Some reporters did a great job on Iraq WMD. The media, however...

It is, apparently, not sufficient for information to be available. It has to be media-vetted as ***TRUE THING THAT YOU MUST BELIEVE***

Presenting "both sides" to a story is simply giving people carte blanche to believe whichever "side" they had already decided to believe anyway, or believe the spokesman with the squarest jaw, or nicest suit, or most midwestern accent.

Here we are ten years later, and the TV documentary Hubris didn't say anything that we didn't know before the 2004 election, and 90% was stuff we knew before the invasion. There were a few wee bits of further confirmation of things we already knew, but nothing really new.

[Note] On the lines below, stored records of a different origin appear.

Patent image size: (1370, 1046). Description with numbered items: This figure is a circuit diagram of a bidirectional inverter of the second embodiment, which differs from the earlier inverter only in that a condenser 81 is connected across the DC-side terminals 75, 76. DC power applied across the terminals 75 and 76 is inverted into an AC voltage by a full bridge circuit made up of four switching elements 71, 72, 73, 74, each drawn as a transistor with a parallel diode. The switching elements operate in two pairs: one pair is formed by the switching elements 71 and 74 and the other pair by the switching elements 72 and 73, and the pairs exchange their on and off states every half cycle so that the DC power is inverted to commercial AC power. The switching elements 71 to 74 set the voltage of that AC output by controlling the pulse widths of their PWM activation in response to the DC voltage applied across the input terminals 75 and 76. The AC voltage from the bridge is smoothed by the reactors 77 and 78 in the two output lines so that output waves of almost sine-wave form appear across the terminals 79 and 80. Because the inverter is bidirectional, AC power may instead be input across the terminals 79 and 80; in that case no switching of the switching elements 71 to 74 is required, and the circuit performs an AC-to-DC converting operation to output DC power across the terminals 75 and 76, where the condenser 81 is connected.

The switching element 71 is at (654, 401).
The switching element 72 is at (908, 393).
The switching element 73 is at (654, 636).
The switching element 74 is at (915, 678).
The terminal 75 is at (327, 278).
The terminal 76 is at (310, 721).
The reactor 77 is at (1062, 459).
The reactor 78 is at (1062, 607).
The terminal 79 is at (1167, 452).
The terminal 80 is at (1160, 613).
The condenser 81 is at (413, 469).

It is something to be slightly proud of that if you read all the way down in the articles they usually included solid information on why nobody in their right mind would believe the claims made in the first half of the article.

It would, however, had been even better if the information was put ahead of the claims... like in the fucking headline. Like, "White House makes fraudulent claim about aluminum tubes," or, "State of Union Address full of Lies," or perhaps, "Powell makes series of false claims to UN."

A few reporters did good work... but their bosses? Not so much. (Now, if you read McClatchy papers you knew it was all fake, but AP and CNN and the NYT have a bigger megaphone that McClatchy syndicated stories.)


I want to remind everyone of something, lest it go down the memory hole...

Remember Powell's UN presentation, when he was showing the satellite photos of Iraqi's taking all the WMD out the back door when they heard the UN inspectors were on their way? He kept showing two pictures, saying here is the stuff being taken out the back door, and here are the inspectors pulling up in their cars in the front.

The two photos were plainly time-stamped, and were days or weeks or months apart. You could see it right on the TV.

The lies were not meant to deceive any serious person. They were meant to be an alternative to the truth... static to create the impression of a two-sided argument of the sort that people tend to resolve with assessments of personal credibility, not critical assessment of argument and evidence.

You could read the time stamps on the photos, or you could believe what you wanted to believe.

I knew someone who said the reason the evidence was so weak was that the Bush administration was onto something in Iraq so big, so starling, so dastardly that they couldn't risk disclosing it by offering evidence for it.

When the weakness of the evidence is an argument for the evidence we are talking about what people want to believe.